Утром в субботу к Краусу приплелся раздраженный Сокольский. Уйдя от Бутина, он устроился управляющим в контору купчихи Агапии Пантелеевой, и скупая работодательница в который раз задерживала выплаты жалованья.
– Хуже русской купчихи нет тигра! – по-польски негодовал Иосиф Казимирович: в скрежетанье его голоса, в сутулой, почти горбатой тщедушной фигуре сегодня было что-то жалкое. – Когда наконец нам разрешат отсюда уехать?! Жить под пятой России, распнувшей нашу польскую гордость, не-вы-но-си-мо! Вот вы, Краус, все-таки какой национальности? Насколько помню, по отцу вы немец или австриец, родились вы в Галиции, а по матери поляк, но кто вам ближе – предавшие Польшу немцы или мы, многострадальные поляки?
– Называйте меня польским немцем, если вам так угодно. А мой выбор, по-моему, ясен: кандальный путь в Сибирь обозначил его лучше всяких слов и клятв.
– Я, собственно, вот по какому вопросу к вам явился. – Сокольский впечатался в кресло. – Мы ведь с вами не столь давно имели честь быть приглашенными девицей Анной Зверевой отужинать у них в субботу.
– Ее фамилия – Зверева?
– Отец этой сибирской грации служит в канцелярии благородного Девичьего института, оттого хорошо знаком с Полиной Оглушко, а девица его дочь, по имени Анна, близкая приятельница Полины, оттого я о ней теперь неплохо осведомлен: несколько эмансипированная по характеру, но рукодельница, жениха пока на горизонте серьезного нет, хотя приданое имеется.
– Пан Сокольский, прошу вас не упоминать о Полине Оглушко при мне!
– Послушайте, друг мой, я понимаю вашу душевную боль за друга, но коварство женщин – одна из вечных тем литературы. Женщина – как… как Ангара. Можно ли доверять этой сибирской реке? Вчера была она тиха и приветлива, а завтра потопит баржу с товарами моей купчихи Пантелеевой, чему я буду, признаться, искренне рад! И, заметьте, как и Ангара, в одном месте пригодная для омовений, в другом – опасная, так и женщина: второму своему управляющему, шельме Бавлицкому, ему даже каторги, как мне и вам, не выпало на долю, сразу сослали счастливчика на поселение, так вот, ему она платит исправно и гораздо больше, чем мне. И за что – думаете? За то же, за что русская баба-царица возводила мужиков в графы! Про Пантелеиху, так ее зовут приказчики между собой, они же и говорят: ни одних штанов не пропустит. Но и благоволит потом. Видимо, и меня взяла на службу с дальним прицелом…
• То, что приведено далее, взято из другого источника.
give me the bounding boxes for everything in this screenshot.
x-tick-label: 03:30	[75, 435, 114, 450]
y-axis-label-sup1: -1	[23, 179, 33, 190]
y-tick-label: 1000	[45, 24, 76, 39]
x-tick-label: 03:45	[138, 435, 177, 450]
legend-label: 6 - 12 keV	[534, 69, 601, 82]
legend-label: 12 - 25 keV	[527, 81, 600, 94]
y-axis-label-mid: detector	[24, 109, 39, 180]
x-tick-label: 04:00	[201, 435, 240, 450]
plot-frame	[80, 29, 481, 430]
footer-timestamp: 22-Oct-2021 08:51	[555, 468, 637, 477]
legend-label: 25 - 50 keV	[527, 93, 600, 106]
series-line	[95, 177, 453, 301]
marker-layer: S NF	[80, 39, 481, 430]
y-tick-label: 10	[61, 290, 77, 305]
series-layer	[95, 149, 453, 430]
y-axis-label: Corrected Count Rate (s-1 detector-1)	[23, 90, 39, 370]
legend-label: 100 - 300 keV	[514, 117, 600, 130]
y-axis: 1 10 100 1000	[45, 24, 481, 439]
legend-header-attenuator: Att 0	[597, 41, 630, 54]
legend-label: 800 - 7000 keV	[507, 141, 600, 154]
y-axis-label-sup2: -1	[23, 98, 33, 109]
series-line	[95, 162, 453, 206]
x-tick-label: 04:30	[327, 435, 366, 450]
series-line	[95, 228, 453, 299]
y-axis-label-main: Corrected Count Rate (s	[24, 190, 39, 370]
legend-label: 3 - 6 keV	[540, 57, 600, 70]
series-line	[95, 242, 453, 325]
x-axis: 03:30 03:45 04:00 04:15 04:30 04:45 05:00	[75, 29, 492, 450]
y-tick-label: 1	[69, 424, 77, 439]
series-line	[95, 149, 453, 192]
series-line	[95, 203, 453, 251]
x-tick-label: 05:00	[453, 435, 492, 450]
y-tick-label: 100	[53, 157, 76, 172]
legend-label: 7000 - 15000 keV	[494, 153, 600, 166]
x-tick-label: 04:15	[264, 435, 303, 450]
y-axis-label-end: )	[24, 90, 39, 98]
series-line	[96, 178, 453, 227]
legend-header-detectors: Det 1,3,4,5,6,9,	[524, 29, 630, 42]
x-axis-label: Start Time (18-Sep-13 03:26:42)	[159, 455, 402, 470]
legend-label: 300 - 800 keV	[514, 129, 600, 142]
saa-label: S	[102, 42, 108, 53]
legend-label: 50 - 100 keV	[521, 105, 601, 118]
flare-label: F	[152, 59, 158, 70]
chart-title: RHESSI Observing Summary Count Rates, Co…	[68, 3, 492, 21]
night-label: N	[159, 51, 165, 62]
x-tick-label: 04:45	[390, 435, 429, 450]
Краус глянул на него с сомнением.
– Но чтоб я, потомственный польский дворянин, ублажал врага, пусть и женского пола, никогда! Закурю?
– Курите. Я и сам иногда…
– И табак русский мерзкий.
– Я курю «Лаферм», очень приличные папиросы. – Краус достал жестяную коробку. – Угощайтесь.
– Понимаете, я люблю окутать себя дымом, как джин, – Сокольский закурил и сначала закашлялся, а после засмеялся. – И погрузиться в себя, точно уйти обратно в лампу из сказки арабов.
Краус тоже засмеялся: истощенного, согнувшегося в кресле, окутанного кудрявым дымом папиросы, Сокольского, легко было представить в образе мстительного джина.
– Так вы пойдете к Зверевым? Полины Оглушко сегодня там не будет…
Подумалось: такие тихие небольшие каменные дома, пережившие несколько поколений своих хозяев, подобны памятникам: вечность, зачем-то бросая на них свой взор, обращает в тени жильцов, сберегая застывшее время камня. Кто мы? Может быть, лишь камнерезы времени, жалкие рабы вечности, выбрасываемые за ненадобностью, едва очередной камень времени обточен… Сейчас бы Курт сказал: ты тоже поэт, Викот.
Одноэтажный пятиоконный дом с мезонином и высоким крыльцом тихо прятался от прохожих среди кустов и деревьев сада в самом конце Большой улицы, недалеко от речушки.